|Title||The formation and deformation of protein structures with viscoelastic properties|
|Author(s)||Riemsdijk, L.E. van|
|Source||University. Promotor(en): Rob Hamer; Remko Boom, co-promotor(en): Atze Jan van der Goot. - S.l. : s.n. - ISBN 9789085858638 - 239|
Food Chemistry Group
Food Process Engineering
|Publication type||Dissertation, internally prepared|
|Keyword(s)||eiwitten - nieuwe eiwitten - visco-elasticiteit - wei-eiwit - chemische structuur - moleculaire structuur - deeg - proteins - novel proteins - viscoelasticity - whey protein - chemical structure - molecular conformation - doughs|
|Categories||Chemistry of Food Components / Proteins and Enzymes|
This study describes the formation of a gluten substitute.
Chapter 1 describes the properties that are necessary to obtain a gluten substitute.
Chapter 2 describes the formation and properties of protein particle suspensions. Two proteins with different intrinsic properties, gelatin and whey protein, were selected as model materials.

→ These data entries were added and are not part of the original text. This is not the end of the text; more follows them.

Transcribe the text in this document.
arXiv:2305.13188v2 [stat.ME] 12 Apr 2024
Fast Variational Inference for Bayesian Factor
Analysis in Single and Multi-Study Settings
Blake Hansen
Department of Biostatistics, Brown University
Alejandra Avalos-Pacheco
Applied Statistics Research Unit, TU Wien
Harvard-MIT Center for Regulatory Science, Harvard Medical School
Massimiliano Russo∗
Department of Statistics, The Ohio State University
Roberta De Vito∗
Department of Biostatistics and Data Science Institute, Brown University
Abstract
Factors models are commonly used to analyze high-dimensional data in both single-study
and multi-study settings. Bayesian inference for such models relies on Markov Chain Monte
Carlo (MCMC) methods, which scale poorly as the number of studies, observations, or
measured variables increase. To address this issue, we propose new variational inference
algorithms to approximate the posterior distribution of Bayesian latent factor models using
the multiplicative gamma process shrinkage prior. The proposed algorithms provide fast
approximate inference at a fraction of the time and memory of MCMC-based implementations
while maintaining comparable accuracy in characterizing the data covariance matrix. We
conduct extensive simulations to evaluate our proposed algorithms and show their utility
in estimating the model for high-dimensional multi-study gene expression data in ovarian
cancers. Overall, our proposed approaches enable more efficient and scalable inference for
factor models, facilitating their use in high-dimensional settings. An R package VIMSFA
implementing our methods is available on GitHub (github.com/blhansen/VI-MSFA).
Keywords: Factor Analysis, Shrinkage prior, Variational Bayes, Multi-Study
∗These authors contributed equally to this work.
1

Chapter 3 describes the effects of simple shear flow on the formation and properties of gelatin particle suspensions. The application of well-defined simple shear flow during phase separation was used to control the protein particle size in a gelatin–dextran system.
Chapter 4 describes the formation and properties of whey protein particle suspensions having different particle sizes and different abilities to form disulphide bonds. Application of shear during their formation was used.
Chapter 5 describes a novel concept for making elastic dough through combining a whey protein particle suspension with native wheat starch. Three differently structured whey protein suspensions were evaluated.
Chapter 6 discusses the use of the whey protein particle suspensions prepared and used in chapter 5 for baking bread.
Chapter 7 describes the role of molecular properties on the final dough and bread that were discussed in chapters 5 and 6.
Chapter 8 summarizes the main findings of the project on “The formation and deformation of protein structures with viscoelastic properties”.